For the eight years that his successor, Draghi, was at the helm – until 2019 – hawkish officials such as Knot and then-Bundesbank president Jens Weidmann consistently found their views fell on deaf ears.

Contrast that with how the Dutchman and colleagues from Germany, Austria and others are shifting the needle.

Meanwhile, the formidable Italian influence at the ECB – where the most senior staff official in charge of crafting monetary policy is Massimo Rostagno, a fellow countryman that Draghi appointed – now suddenly seems less potent.

Last week, Bank of Italy governor Ignazio Visco was a voice in the wind calling for “orderly” moves against the push for aggression.

And as officials sealed their decision on Thursday, Draghi – now Italy’s prime minister – could only speak from afar to make the case for timidity.

He insisted record inflation doesn’t reflect overheating and that there’s still spare capacity in the eurozone.

The sudden shift was criticised by Peter Praet, who as ECB chief economist under Draghi was often even more dovish than the president.

He said such a change should have been accompanied with better communication on what to do if hiking hurts the integrity of the eurozone with a blowout of bond yields of indebted euro members.

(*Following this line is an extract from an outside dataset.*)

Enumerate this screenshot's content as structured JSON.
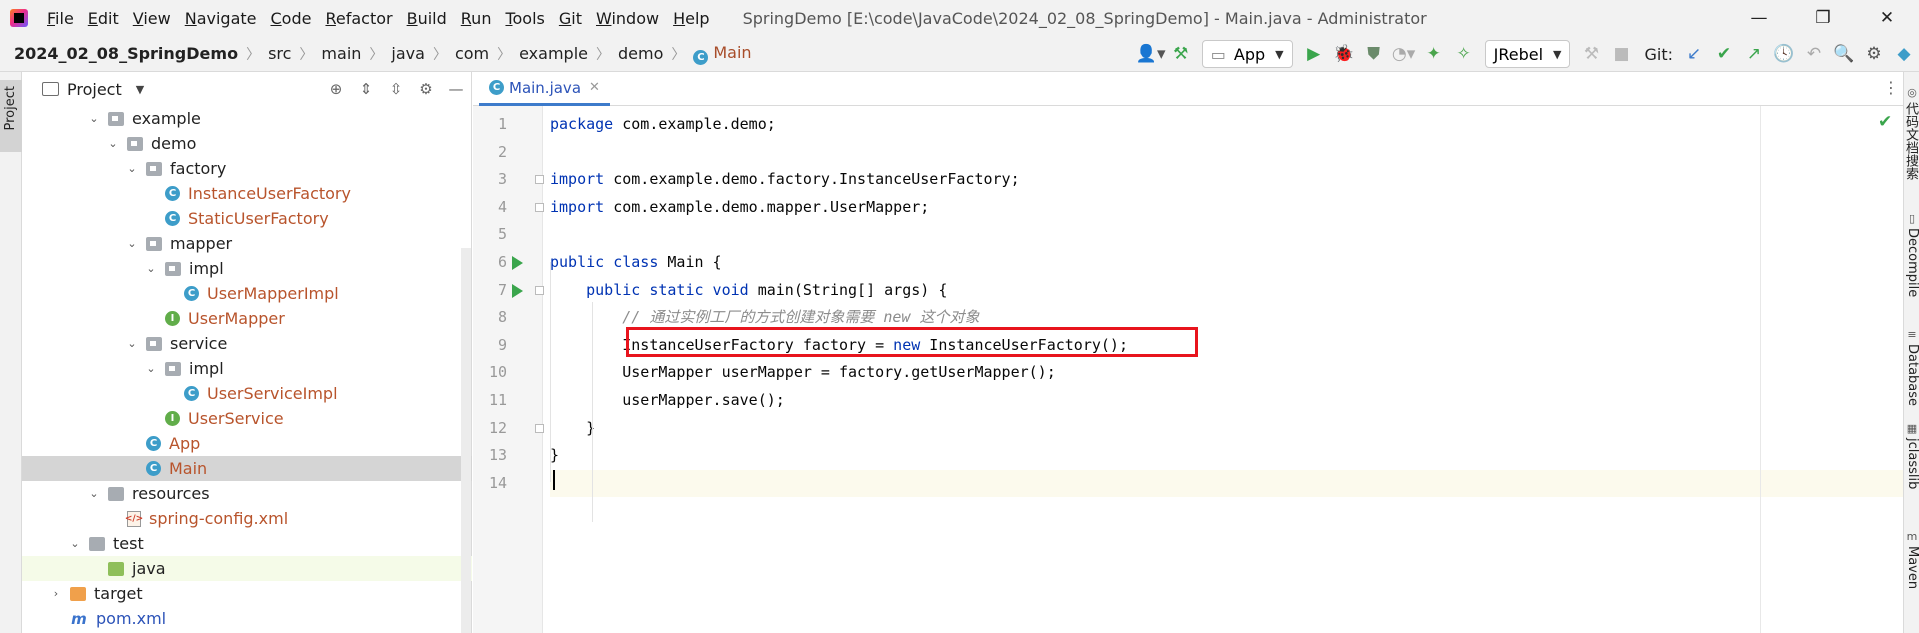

“The more hawkish you are on rates also and the more you should clarify the transmission via the country spreads,” he told Bloomberg Television.

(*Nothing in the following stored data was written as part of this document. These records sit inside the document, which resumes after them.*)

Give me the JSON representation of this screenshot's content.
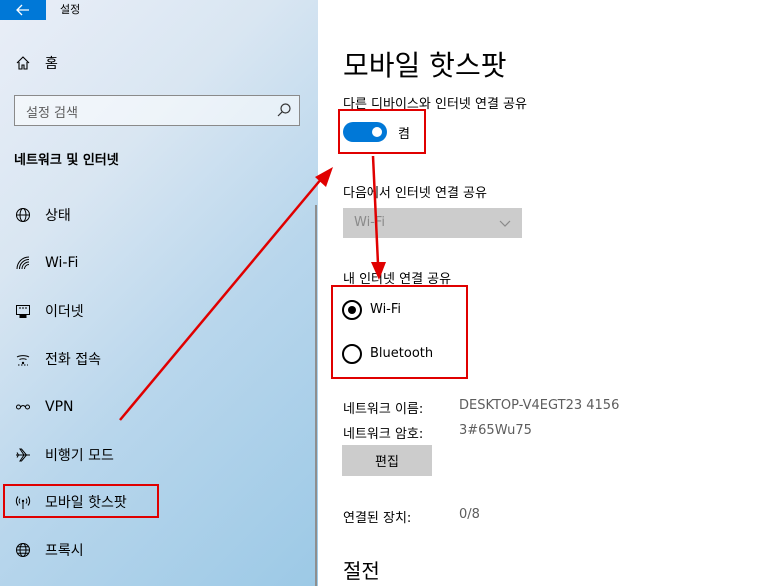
{
  "window": {
    "title": "설정",
    "back_icon": "back-arrow-icon"
  },
  "sidebar": {
    "home": "홈",
    "search_placeholder": "설정 검색",
    "section_title": "네트워크 및 인터넷",
    "items": [
      {
        "label": "상태",
        "icon": "globe-status-icon"
      },
      {
        "label": "Wi-Fi",
        "icon": "wifi-icon"
      },
      {
        "label": "이더넷",
        "icon": "ethernet-icon"
      },
      {
        "label": "전화 접속",
        "icon": "dialup-icon"
      },
      {
        "label": "VPN",
        "icon": "vpn-icon"
      },
      {
        "label": "비행기 모드",
        "icon": "airplane-icon"
      },
      {
        "label": "모바일 핫스팟",
        "icon": "hotspot-icon",
        "selected": true
      },
      {
        "label": "프록시",
        "icon": "globe-icon"
      }
    ]
  },
  "main": {
    "title": "모바일 핫스팟",
    "share_label": "다른 디바이스와 인터넷 연결 공유",
    "toggle": {
      "state_label": "켬",
      "on": true
    },
    "share_from_label": "다음에서 인터넷 연결 공유",
    "share_from_value": "Wi-Fi",
    "share_over_label": "내 인터넷 연결 공유",
    "radio_options": [
      {
        "label": "Wi-Fi",
        "checked": true
      },
      {
        "label": "Bluetooth",
        "checked": false
      }
    ],
    "network_name_label": "네트워크 이름:",
    "network_name_value": "DESKTOP-V4EGT23 4156",
    "network_password_label": "네트워크 암호:",
    "network_password_value": "3#65Wu75",
    "edit_button": "편집",
    "connected_devices_label": "연결된 장치:",
    "connected_devices_value": "0/8",
    "power_saving_title": "절전"
  },
  "colors": {
    "accent": "#0078d7",
    "annotation": "#e00000"
  }
}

No matter what they’ve outlined for coming decisions, ECB officials now face the challenge of following through on their policy against a highly volatile backdrop for growth as well as inflation that could yet deteriorate markedly.

“It’s the easy part to end net asset purchases and to guide for policy rate hikes coming in July and September,” said Piet Christiansen, chief strategist at Danske Bank in Copenhagen.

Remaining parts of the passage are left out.